Soluble proteins undergo proteolysis in senescence
During cutting propagation developmental and abiotic stress signals include wounding, dark exposure and root induction with e.g. changing internal N resources. Thereby, reconvalescence and survival after senescence (developmental and/or dark induced) and AR formation depend on transcriptomic and metabolic adjustments to low energy status involving proteolysis and new protein synthesis [9, 67, 68]. In our study, soluble protein elevated during 7d (168 hpe = hpin) in both stem and leaf and at high and low Nd supply (Fig. 7). Suzuki and Kohno  suggested that nitrogen required by the growing parts (sinks) in the stem base comes from protein breakdown in source tissues (e.g. leaves). However, strong decreases of insoluble protein indicate N mobilisation during AR formation under diurnal light (Fig. 4i). At the two N levels proteolysis started 24 hpin and concurred with ~2-fold soluble protein rise (Fig. 7a, b, c, d).

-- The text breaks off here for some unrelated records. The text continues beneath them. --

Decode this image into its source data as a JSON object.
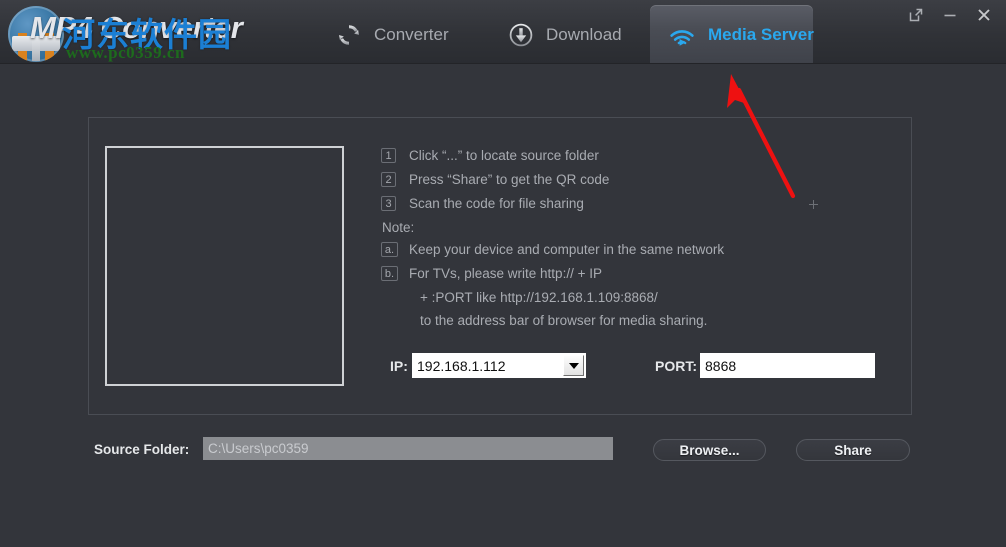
{
  "window": {
    "title": "MP4 Converter",
    "watermark_cn": "河东软件园",
    "watermark_url": "www.pc0359.cn",
    "controls": {
      "restore": "restore-icon",
      "minimize": "minimize-icon",
      "close": "close-icon"
    }
  },
  "nav": {
    "tabs": [
      {
        "label": "Converter",
        "icon": "refresh-icon",
        "active": false
      },
      {
        "label": "Download",
        "icon": "download-icon",
        "active": false
      },
      {
        "label": "Media Server",
        "icon": "cast-icon",
        "active": true
      }
    ]
  },
  "panel": {
    "qr_placeholder": "",
    "steps": [
      {
        "num": "1",
        "text": "Click “...” to locate source folder"
      },
      {
        "num": "2",
        "text": "Press “Share” to get the QR code"
      },
      {
        "num": "3",
        "text": "Scan the code for file sharing"
      }
    ],
    "note_label": "Note:",
    "notes": [
      {
        "letter": "a.",
        "text": "Keep your device and computer in the same network",
        "continuation": []
      },
      {
        "letter": "b.",
        "text": "For TVs, please write http:// + IP",
        "continuation": [
          "+ :PORT like http://192.168.1.109:8868/",
          "to the address bar of browser for media sharing."
        ]
      }
    ],
    "ip": {
      "label": "IP:",
      "value": "192.168.1.112"
    },
    "port": {
      "label": "PORT:",
      "value": "8868"
    }
  },
  "bottom": {
    "source_folder_label": "Source Folder:",
    "source_folder_value": "C:\\Users\\pc0359",
    "browse_label": "Browse...",
    "share_label": "Share"
  },
  "colors": {
    "background": "#33353b",
    "header_top": "#3c3e44",
    "accent_cyan": "#2aa8ee",
    "annotation_red": "#ee1111",
    "watermark_blue": "#1b7fd4",
    "watermark_green": "#1d6b1d",
    "field_white": "#ffffff",
    "source_field_gray": "#8b8d91"
  },
  "annotation": {
    "arrow": "red-arrow-pointing-to-media-server-tab"
  }
}
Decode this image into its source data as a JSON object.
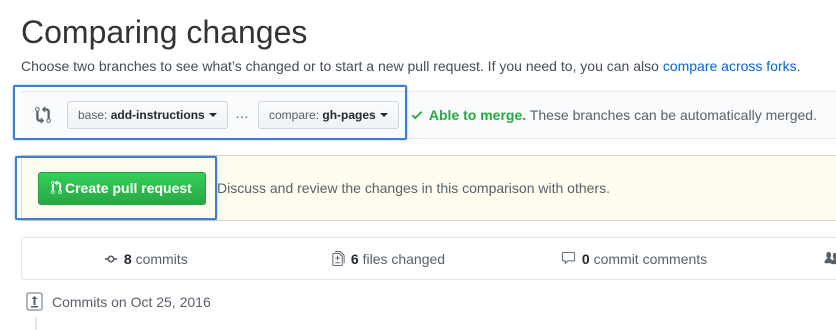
{
  "page": {
    "title": "Comparing changes",
    "subtitle_text": "Choose two branches to see what’s changed or to start a new pull request. If you need to, you can also",
    "subtitle_link": "compare across forks",
    "subtitle_end": "."
  },
  "range": {
    "base_label": "base:",
    "base_branch": "add-instructions",
    "ellipsis": "…",
    "compare_label": "compare:",
    "compare_branch": "gh-pages",
    "merge_status": "Able to merge.",
    "merge_message": "These branches can be automatically merged."
  },
  "create": {
    "button_label": "Create pull request",
    "description": "Discuss and review the changes in this comparison with others."
  },
  "summary": {
    "commits_count": "8",
    "commits_label": "commits",
    "files_count": "6",
    "files_label": "files changed",
    "comments_count": "0",
    "comments_label": "commit comments"
  },
  "commits": {
    "day_header": "Commits on Oct 25, 2016"
  },
  "colors": {
    "accent_link": "#0366d6",
    "success": "#28a745",
    "highlight": "#3f7ec9"
  },
  "icons": [
    "git-compare-icon",
    "chevron-down-icon",
    "check-icon",
    "git-pull-request-icon",
    "git-commit-icon",
    "file-diff-icon",
    "comment-icon",
    "organization-icon",
    "repo-push-icon"
  ]
}
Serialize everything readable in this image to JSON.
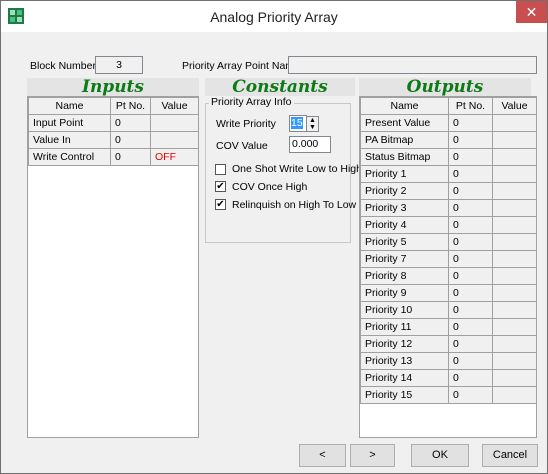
{
  "window": {
    "title": "Analog Priority Array",
    "close_glyph": "✕"
  },
  "header": {
    "block_number_label": "Block Number:",
    "block_number_value": "3",
    "pa_point_name_label": "Priority Array Point Name:",
    "pa_point_name_value": ""
  },
  "sections": {
    "inputs": "Inputs",
    "constants": "Constants",
    "outputs": "Outputs"
  },
  "inputs": {
    "columns": [
      "Name",
      "Pt No.",
      "Value"
    ],
    "rows": [
      {
        "name": "Input Point",
        "pt": "0",
        "value": ""
      },
      {
        "name": "Value In",
        "pt": "0",
        "value": ""
      },
      {
        "name": "Write Control",
        "pt": "0",
        "value": "OFF"
      }
    ],
    "off_color": "#e00000"
  },
  "constants": {
    "group_title": "Priority Array Info",
    "write_priority_label": "Write Priority",
    "write_priority_value": "15",
    "cov_value_label": "COV Value",
    "cov_value": "0.000",
    "one_shot_label": "One Shot Write Low to High",
    "one_shot_checked": false,
    "cov_once_high_label": "COV Once High",
    "cov_once_high_checked": true,
    "relinquish_label": "Relinquish on High To Low",
    "relinquish_checked": true,
    "check_glyph": "✔"
  },
  "outputs": {
    "columns": [
      "Name",
      "Pt No.",
      "Value"
    ],
    "rows": [
      {
        "name": "Present Value",
        "pt": "0"
      },
      {
        "name": "PA Bitmap",
        "pt": "0"
      },
      {
        "name": "Status Bitmap",
        "pt": "0"
      },
      {
        "name": "Priority 1",
        "pt": "0"
      },
      {
        "name": "Priority 2",
        "pt": "0"
      },
      {
        "name": "Priority 3",
        "pt": "0"
      },
      {
        "name": "Priority 4",
        "pt": "0"
      },
      {
        "name": "Priority 5",
        "pt": "0"
      },
      {
        "name": "Priority 7",
        "pt": "0"
      },
      {
        "name": "Priority 8",
        "pt": "0"
      },
      {
        "name": "Priority 9",
        "pt": "0"
      },
      {
        "name": "Priority 10",
        "pt": "0"
      },
      {
        "name": "Priority 11",
        "pt": "0"
      },
      {
        "name": "Priority 12",
        "pt": "0"
      },
      {
        "name": "Priority 13",
        "pt": "0"
      },
      {
        "name": "Priority 14",
        "pt": "0"
      },
      {
        "name": "Priority 15",
        "pt": "0"
      }
    ]
  },
  "buttons": {
    "prev": "<",
    "next": ">",
    "ok": "OK",
    "cancel": "Cancel"
  },
  "spin_glyphs": {
    "up": "▲",
    "down": "▼"
  },
  "colors": {
    "heading_green": "#0c7a16",
    "close_red": "#c74f50",
    "selected_blue": "#3399ff"
  },
  "icons": {
    "app": "app-icon"
  }
}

In contrast, the pre-rooting dark exposure of cuttings likely involved an artificially, reversible senescence and transcriptome changes  that induced strong protein degradation  and changed amino acid metabolism under low energy stress [60, 68]. This can explain the high ~ 4-fold transient elevation of soluble protein especially in the leaf and at low N levels (Fig. 7b, c, d). Dark-induction of proteases in source tissues and corresponding sink establishment in the rooting zone with following enhanced flux of assimilates under subsequent light [29, 40, 62] could comprise degradation of chloroplast proteins like Rubisco  and involve senescence-associated vacuoles , that release peptides and amino acids for phloem upload and transport to new sinks in basal stem [9, 62]. This explains the positive correlation between proteins, amino acids as well as Nt and AR formation in petunia (Fig. 3e, f, g), minirose  and chrysanthemum . While protein degradation contributes to auxin signalling by the ubiquitin-proteasome pathway  proteolyses selectively involve ubiquitin ligases (E3s) that control cell cycle by targeting cyclin-dependent kinase inhibitors  and thus influence lateral root and AR development [73, 74]. Hence dark stress might modulate auxin-mediated cell cycle progress and accelerate AR formation in petunia .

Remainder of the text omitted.